Ok, it is now time to test some real-world applications. The first on the list is the mysql database system, benchmarked using Sysbench mysql test module.
Lets see how much time each filesystem requires to create a 100K rows test database:
All filesystems perform similarly here. What happen if we begin to hammer the database with thousand of read (select) requests?
In this simple read test, we see that ext3 and xfs take the lead, followed by ext4 and finally by btrfs.
What about the much more intensive, read-write transactional test?
Ext3 is the faster here, followed by xfs, btrfs and ext4.
From Sysbench tests, it seems that ext3 and xfs should be the preferred filesystems for mysql workload. Will the integrated mysql-bench benchmark confirm this statement?
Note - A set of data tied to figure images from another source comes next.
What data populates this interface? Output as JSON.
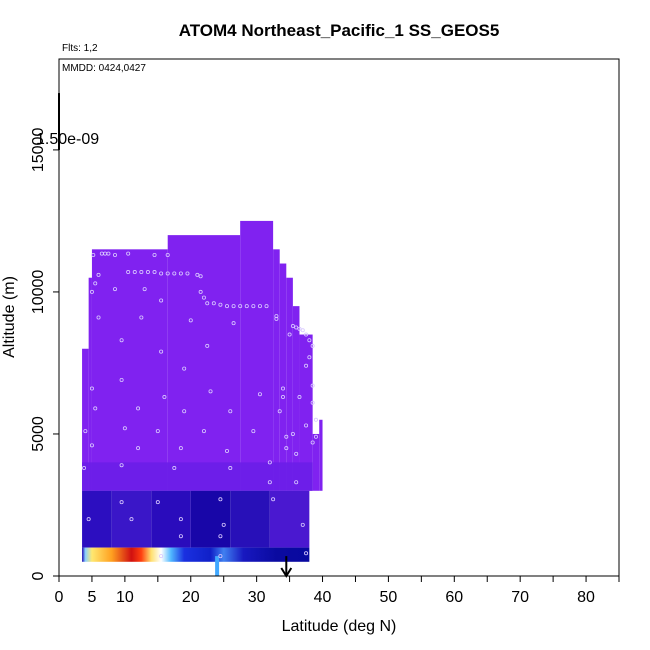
{
  "chart_data": {
    "type": "heatmap",
    "title": "ATOM4 Northeast_Pacific_1 SS_GEOS5",
    "flights_label": "Flts: 1,2",
    "dates_label": "MMDD: 0424,0427",
    "colorbar_max_label": "1.50e-09",
    "xlabel": "Latitude (deg N)",
    "ylabel": "Altitude (m)",
    "xlim": [
      0,
      85
    ],
    "ylim": [
      0,
      18200
    ],
    "x_ticks": [
      0,
      5,
      10,
      20,
      30,
      40,
      50,
      60,
      70,
      80
    ],
    "x_minor_ticks": [
      15,
      25,
      35,
      45,
      55,
      65,
      75,
      85
    ],
    "y_ticks": [
      0,
      5000,
      10000,
      15000
    ],
    "grid": false,
    "colors": {
      "upper_fill": "#8022f0",
      "mid_fill": "#6a1ee8",
      "low_fill": "#3a12c8",
      "dark_fill": "#1c06b0",
      "marker_stroke": "#d8c8ff",
      "arrow": "#000000"
    },
    "domain_profile": [
      {
        "x0": 3.5,
        "x1": 4.5,
        "y0": 3000,
        "y1": 8000
      },
      {
        "x0": 4.5,
        "x1": 5.0,
        "y0": 3000,
        "y1": 10500
      },
      {
        "x0": 5.0,
        "x1": 16.5,
        "y0": 3000,
        "y1": 11500
      },
      {
        "x0": 16.5,
        "x1": 27.5,
        "y0": 3000,
        "y1": 12000
      },
      {
        "x0": 27.5,
        "x1": 32.5,
        "y0": 3000,
        "y1": 12500
      },
      {
        "x0": 32.5,
        "x1": 33.5,
        "y0": 3000,
        "y1": 11500
      },
      {
        "x0": 33.5,
        "x1": 34.5,
        "y0": 3000,
        "y1": 11000
      },
      {
        "x0": 34.5,
        "x1": 35.5,
        "y0": 3000,
        "y1": 10500
      },
      {
        "x0": 35.5,
        "x1": 36.5,
        "y0": 3000,
        "y1": 9500
      },
      {
        "x0": 36.5,
        "x1": 38.5,
        "y0": 3000,
        "y1": 8500
      },
      {
        "x0": 38.5,
        "x1": 39.5,
        "y0": 3000,
        "y1": 5000
      },
      {
        "x0": 39.5,
        "x1": 40.0,
        "y0": 3000,
        "y1": 5500
      }
    ],
    "low_band": [
      {
        "x0": 3.5,
        "x1": 8,
        "y0": 1000,
        "y1": 3000,
        "color": "#2c0ec0"
      },
      {
        "x0": 8,
        "x1": 14,
        "y0": 1000,
        "y1": 3000,
        "color": "#3a16c8"
      },
      {
        "x0": 14,
        "x1": 20,
        "y0": 1000,
        "y1": 3000,
        "color": "#2a0cbc"
      },
      {
        "x0": 20,
        "x1": 26,
        "y0": 1000,
        "y1": 3000,
        "color": "#1806a8"
      },
      {
        "x0": 26,
        "x1": 32,
        "y0": 1000,
        "y1": 3000,
        "color": "#2810b8"
      },
      {
        "x0": 32,
        "x1": 38,
        "y0": 1000,
        "y1": 3000,
        "color": "#4a18d0"
      }
    ],
    "surface_band": {
      "y0": 500,
      "y1": 1000,
      "x0": 3.5,
      "x1": 38,
      "stops": [
        {
          "x": 3.5,
          "color": "#1a06b0"
        },
        {
          "x": 4.0,
          "color": "#8ad0ff"
        },
        {
          "x": 5.0,
          "color": "#ffe870"
        },
        {
          "x": 8.0,
          "color": "#ffa020"
        },
        {
          "x": 11.0,
          "color": "#d01010"
        },
        {
          "x": 12.5,
          "color": "#ff4010"
        },
        {
          "x": 14.0,
          "color": "#ffe070"
        },
        {
          "x": 15.5,
          "color": "#ffffff"
        },
        {
          "x": 17.0,
          "color": "#50b8ff"
        },
        {
          "x": 19.0,
          "color": "#1a30e0"
        },
        {
          "x": 23.0,
          "color": "#1020c8"
        },
        {
          "x": 25.0,
          "color": "#4080f0"
        },
        {
          "x": 28.0,
          "color": "#1818c0"
        },
        {
          "x": 33.0,
          "color": "#0a0aa0"
        },
        {
          "x": 38.0,
          "color": "#0808a0"
        }
      ]
    },
    "surface_spike": {
      "x": 24,
      "y0": 0,
      "y1": 700,
      "color": "#40a8ff"
    },
    "wind_arrow": {
      "x": 34.5,
      "y_top": 700,
      "y_bottom": 0
    },
    "observations": [
      {
        "x": 5.2,
        "y": 11300
      },
      {
        "x": 6.5,
        "y": 11350
      },
      {
        "x": 7.0,
        "y": 11350
      },
      {
        "x": 7.5,
        "y": 11350
      },
      {
        "x": 8.5,
        "y": 11300
      },
      {
        "x": 10.5,
        "y": 11350
      },
      {
        "x": 14.5,
        "y": 11300
      },
      {
        "x": 16.5,
        "y": 11300
      },
      {
        "x": 10.5,
        "y": 10700
      },
      {
        "x": 11.5,
        "y": 10700
      },
      {
        "x": 12.5,
        "y": 10700
      },
      {
        "x": 13.5,
        "y": 10700
      },
      {
        "x": 14.5,
        "y": 10700
      },
      {
        "x": 15.5,
        "y": 10650
      },
      {
        "x": 16.5,
        "y": 10650
      },
      {
        "x": 17.5,
        "y": 10650
      },
      {
        "x": 18.5,
        "y": 10650
      },
      {
        "x": 19.5,
        "y": 10650
      },
      {
        "x": 21.0,
        "y": 10600
      },
      {
        "x": 21.5,
        "y": 10550
      },
      {
        "x": 6.0,
        "y": 10600
      },
      {
        "x": 5.5,
        "y": 10300
      },
      {
        "x": 5.0,
        "y": 10000
      },
      {
        "x": 8.5,
        "y": 10100
      },
      {
        "x": 13.0,
        "y": 10100
      },
      {
        "x": 21.5,
        "y": 10000
      },
      {
        "x": 22.0,
        "y": 9800
      },
      {
        "x": 22.5,
        "y": 9600
      },
      {
        "x": 23.5,
        "y": 9600
      },
      {
        "x": 24.5,
        "y": 9550
      },
      {
        "x": 25.5,
        "y": 9500
      },
      {
        "x": 26.5,
        "y": 9500
      },
      {
        "x": 27.5,
        "y": 9500
      },
      {
        "x": 28.5,
        "y": 9500
      },
      {
        "x": 29.5,
        "y": 9500
      },
      {
        "x": 30.5,
        "y": 9500
      },
      {
        "x": 31.5,
        "y": 9500
      },
      {
        "x": 15.5,
        "y": 9700
      },
      {
        "x": 6.0,
        "y": 9100
      },
      {
        "x": 12.5,
        "y": 9100
      },
      {
        "x": 20.0,
        "y": 9000
      },
      {
        "x": 26.5,
        "y": 8900
      },
      {
        "x": 33.0,
        "y": 9150
      },
      {
        "x": 33.0,
        "y": 9050
      },
      {
        "x": 35.5,
        "y": 8800
      },
      {
        "x": 36.0,
        "y": 8750
      },
      {
        "x": 36.5,
        "y": 8700
      },
      {
        "x": 37.0,
        "y": 8650
      },
      {
        "x": 35.0,
        "y": 8500
      },
      {
        "x": 37.5,
        "y": 8500
      },
      {
        "x": 38.0,
        "y": 8300
      },
      {
        "x": 38.5,
        "y": 8100
      },
      {
        "x": 9.5,
        "y": 8300
      },
      {
        "x": 15.5,
        "y": 7900
      },
      {
        "x": 22.5,
        "y": 8100
      },
      {
        "x": 38.0,
        "y": 7700
      },
      {
        "x": 37.5,
        "y": 7400
      },
      {
        "x": 19.0,
        "y": 7300
      },
      {
        "x": 9.5,
        "y": 6900
      },
      {
        "x": 38.5,
        "y": 6700
      },
      {
        "x": 5.0,
        "y": 6600
      },
      {
        "x": 23.0,
        "y": 6500
      },
      {
        "x": 30.5,
        "y": 6400
      },
      {
        "x": 34.0,
        "y": 6600
      },
      {
        "x": 36.5,
        "y": 6300
      },
      {
        "x": 16.0,
        "y": 6300
      },
      {
        "x": 34.0,
        "y": 6300
      },
      {
        "x": 38.5,
        "y": 6100
      },
      {
        "x": 5.5,
        "y": 5900
      },
      {
        "x": 12.0,
        "y": 5900
      },
      {
        "x": 19.0,
        "y": 5800
      },
      {
        "x": 26.0,
        "y": 5800
      },
      {
        "x": 33.5,
        "y": 5800
      },
      {
        "x": 39.0,
        "y": 5500
      },
      {
        "x": 37.5,
        "y": 5300
      },
      {
        "x": 4.0,
        "y": 5100
      },
      {
        "x": 10.0,
        "y": 5200
      },
      {
        "x": 15.0,
        "y": 5100
      },
      {
        "x": 22.0,
        "y": 5100
      },
      {
        "x": 29.5,
        "y": 5100
      },
      {
        "x": 35.5,
        "y": 5000
      },
      {
        "x": 34.5,
        "y": 4900
      },
      {
        "x": 39.0,
        "y": 4900
      },
      {
        "x": 38.5,
        "y": 4700
      },
      {
        "x": 5.0,
        "y": 4600
      },
      {
        "x": 12.0,
        "y": 4500
      },
      {
        "x": 18.5,
        "y": 4500
      },
      {
        "x": 34.5,
        "y": 4500
      },
      {
        "x": 25.5,
        "y": 4400
      },
      {
        "x": 36.0,
        "y": 4300
      },
      {
        "x": 32.0,
        "y": 4000
      },
      {
        "x": 3.8,
        "y": 3800
      },
      {
        "x": 9.5,
        "y": 3900
      },
      {
        "x": 17.5,
        "y": 3800
      },
      {
        "x": 26.0,
        "y": 3800
      },
      {
        "x": 32.0,
        "y": 3300
      },
      {
        "x": 36.0,
        "y": 3300
      },
      {
        "x": 9.5,
        "y": 2600
      },
      {
        "x": 15.0,
        "y": 2600
      },
      {
        "x": 24.5,
        "y": 2700
      },
      {
        "x": 32.5,
        "y": 2700
      },
      {
        "x": 4.5,
        "y": 2000
      },
      {
        "x": 11.0,
        "y": 2000
      },
      {
        "x": 18.5,
        "y": 2000
      },
      {
        "x": 25.0,
        "y": 1800
      },
      {
        "x": 37.0,
        "y": 1800
      },
      {
        "x": 18.5,
        "y": 1400
      },
      {
        "x": 24.5,
        "y": 1400
      },
      {
        "x": 37.5,
        "y": 800
      },
      {
        "x": 15.5,
        "y": 700
      },
      {
        "x": 24.5,
        "y": 700
      }
    ],
    "colorbar_tick": {
      "x": 0,
      "y0": 17000,
      "y1": 15000
    }
  }
}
Mmm... yes and no. Ext3 is no faster then ext4 here, but xfs continue its strong show: its creation time is the lower, by a big margin. Btrfs contine to be the slower of the group in mysql: its very high creation time obscure the competitive insert and select performances. All filesystems show the same CPU usage time, indicating that performance was never limited by CPU performance but rather by the low I/O speed.
So, in the end, it seems that xfs is the preferred filesystem for intensive mysql workloads. On the other hand, if you discard the creation times, each filesystem performs more or less the same (with ext3 slightly behind).